Opinion: A case for the freedom to read


These titles frequently appear on the American Library Association’s frequently challenged books lists.

ABIGAIL COOK, Contributor

This week, librarians, teachers, publishers and readers celebrated “Banned Book Week”, an annual event meant to promote awareness of censorship and encourage people to support the freedom to read.  

Some of you may be surprised to know that several books in the GHS curriculum were among the most frequently challenged and banned books of 2017, including 9th grade texts To Kill A Mockingbird and The Absolutely True Diary of a Part-Time Indian which were among the top 10 most challenged books .

Others, such as  Of Mice and Men, The Great Gatsby, Catcher in the Rye, Lord of the Flies, The Color Purple, and Perks of Being a Wallflower have a detailed history of being challenged and banned.

Banning any book is always wrong, with no exceptions. If you ban a book, then you are withholding knowledge and ideas, which is an absolutely deplorable thing to do. Everyone should always have access to different ideas. If they do not, then their opinions will never evolve, and they will rarely learn anything new.

For proof, just look at areas of the world with highly censored libraries, where only a few books are permitted, like North Korea. Every little piece of information is censored by the government in North Korea, from newspapers to DVDs, CDs, and, of course, books.

Few people in North Korea disagree with anything their leader does, and even fewer know about anything that goes on outside of North Korea. The people see only what their dictator wants them to see, which gives no room for a different opinion or mindset.

One of the great things in the United States of America is that no matter what our opinion is, we still hear from or about those with different opinions. We may not agree, but we are always exposed to them, which allows our own opinions to grow. If schools do not allow a students’ opinions to grow, how can they expect a student to grow as a learner?

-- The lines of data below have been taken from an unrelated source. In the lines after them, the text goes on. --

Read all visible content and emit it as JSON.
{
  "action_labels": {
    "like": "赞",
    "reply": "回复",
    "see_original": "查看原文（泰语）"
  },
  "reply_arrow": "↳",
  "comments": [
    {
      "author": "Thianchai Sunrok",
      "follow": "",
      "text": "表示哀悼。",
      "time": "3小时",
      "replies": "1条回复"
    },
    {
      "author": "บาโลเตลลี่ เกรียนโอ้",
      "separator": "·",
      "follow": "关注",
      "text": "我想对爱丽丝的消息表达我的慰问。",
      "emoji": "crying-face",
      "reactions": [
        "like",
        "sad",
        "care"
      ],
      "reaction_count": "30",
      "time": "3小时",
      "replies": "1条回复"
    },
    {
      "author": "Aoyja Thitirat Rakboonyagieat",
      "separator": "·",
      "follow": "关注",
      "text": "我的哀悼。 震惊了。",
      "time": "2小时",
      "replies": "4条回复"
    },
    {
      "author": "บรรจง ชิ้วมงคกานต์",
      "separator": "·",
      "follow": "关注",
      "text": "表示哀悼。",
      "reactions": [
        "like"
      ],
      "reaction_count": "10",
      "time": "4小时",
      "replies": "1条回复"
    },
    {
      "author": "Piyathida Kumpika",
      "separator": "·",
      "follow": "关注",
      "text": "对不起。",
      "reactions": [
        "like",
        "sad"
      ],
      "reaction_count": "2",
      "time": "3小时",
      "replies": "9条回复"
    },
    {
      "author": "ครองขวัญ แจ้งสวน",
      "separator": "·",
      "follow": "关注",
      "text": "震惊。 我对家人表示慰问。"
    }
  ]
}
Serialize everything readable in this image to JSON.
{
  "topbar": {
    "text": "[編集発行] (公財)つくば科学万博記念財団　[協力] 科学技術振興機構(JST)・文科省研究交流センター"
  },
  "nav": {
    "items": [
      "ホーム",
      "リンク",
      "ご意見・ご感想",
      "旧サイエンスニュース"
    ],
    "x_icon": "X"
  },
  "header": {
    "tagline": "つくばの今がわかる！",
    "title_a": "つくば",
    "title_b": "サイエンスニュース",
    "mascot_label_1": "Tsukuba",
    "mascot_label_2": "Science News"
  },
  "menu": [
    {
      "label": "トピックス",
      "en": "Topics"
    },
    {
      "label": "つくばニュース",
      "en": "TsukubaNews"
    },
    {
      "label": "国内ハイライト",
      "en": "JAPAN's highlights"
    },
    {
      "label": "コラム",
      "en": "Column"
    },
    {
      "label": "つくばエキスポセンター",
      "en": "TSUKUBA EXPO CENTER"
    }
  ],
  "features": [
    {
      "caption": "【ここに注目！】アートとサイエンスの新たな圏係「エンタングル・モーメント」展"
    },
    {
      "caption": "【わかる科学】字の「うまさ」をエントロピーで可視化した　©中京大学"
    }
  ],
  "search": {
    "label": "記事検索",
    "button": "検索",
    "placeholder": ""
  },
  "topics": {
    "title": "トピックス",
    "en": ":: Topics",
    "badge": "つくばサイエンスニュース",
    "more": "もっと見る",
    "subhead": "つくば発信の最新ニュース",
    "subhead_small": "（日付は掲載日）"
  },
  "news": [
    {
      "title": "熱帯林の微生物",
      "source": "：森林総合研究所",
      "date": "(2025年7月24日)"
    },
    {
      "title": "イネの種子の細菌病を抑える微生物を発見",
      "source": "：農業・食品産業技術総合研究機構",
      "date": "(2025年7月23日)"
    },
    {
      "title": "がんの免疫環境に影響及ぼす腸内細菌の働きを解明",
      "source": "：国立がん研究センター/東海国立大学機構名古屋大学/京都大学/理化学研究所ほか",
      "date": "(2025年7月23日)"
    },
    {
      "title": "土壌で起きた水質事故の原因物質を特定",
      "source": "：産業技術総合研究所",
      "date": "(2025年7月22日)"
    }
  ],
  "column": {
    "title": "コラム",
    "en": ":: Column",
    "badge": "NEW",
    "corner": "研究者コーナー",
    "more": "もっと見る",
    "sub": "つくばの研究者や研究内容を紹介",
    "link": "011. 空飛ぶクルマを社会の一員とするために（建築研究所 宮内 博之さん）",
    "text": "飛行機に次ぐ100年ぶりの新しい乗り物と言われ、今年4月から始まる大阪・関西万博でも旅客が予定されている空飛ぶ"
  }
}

Dictators censor books so that they can have more control. A school district censoring books is no different. Some books are censored just because of the topics they discuss, which makes no difference. If students do not learn how to deal with difficult topics, they won’t be able to deal with them in adulthood. That’s just setting them up for failure.

This book may contain some difficult topics, like sexuality, or may not necessarily be the most politically correct book, but that doesn’t mean it should be banned. A lot of older books contain slaves and other activities that would be nowhere near acceptable in modern times. Does that mean that those should be banned as well? No, because many great books were written then, even if they do contain some less-than-desirable topics.

Students need to hear these things and understand that they exist. An opinion means nothing without an understanding of other viewpoints. Students that understand viewpoints of the past and present will grow as people, and isn’t that what school is supposed to do?

Some argue that students can get books from other sources, so it doesn’t matter if a school bans a book. This is simply false. Many students get their reading material solely from their schools because they cannot afford to buy them, or do not live near a library, or both. How are they supposed to read these kinds of books if they are not made available to them at school?

School libraries need to contain all sorts of books, not simply those that the administration deem are “worthy.” Students deserve more than that. Books should never be banned, no matter what the circumstances.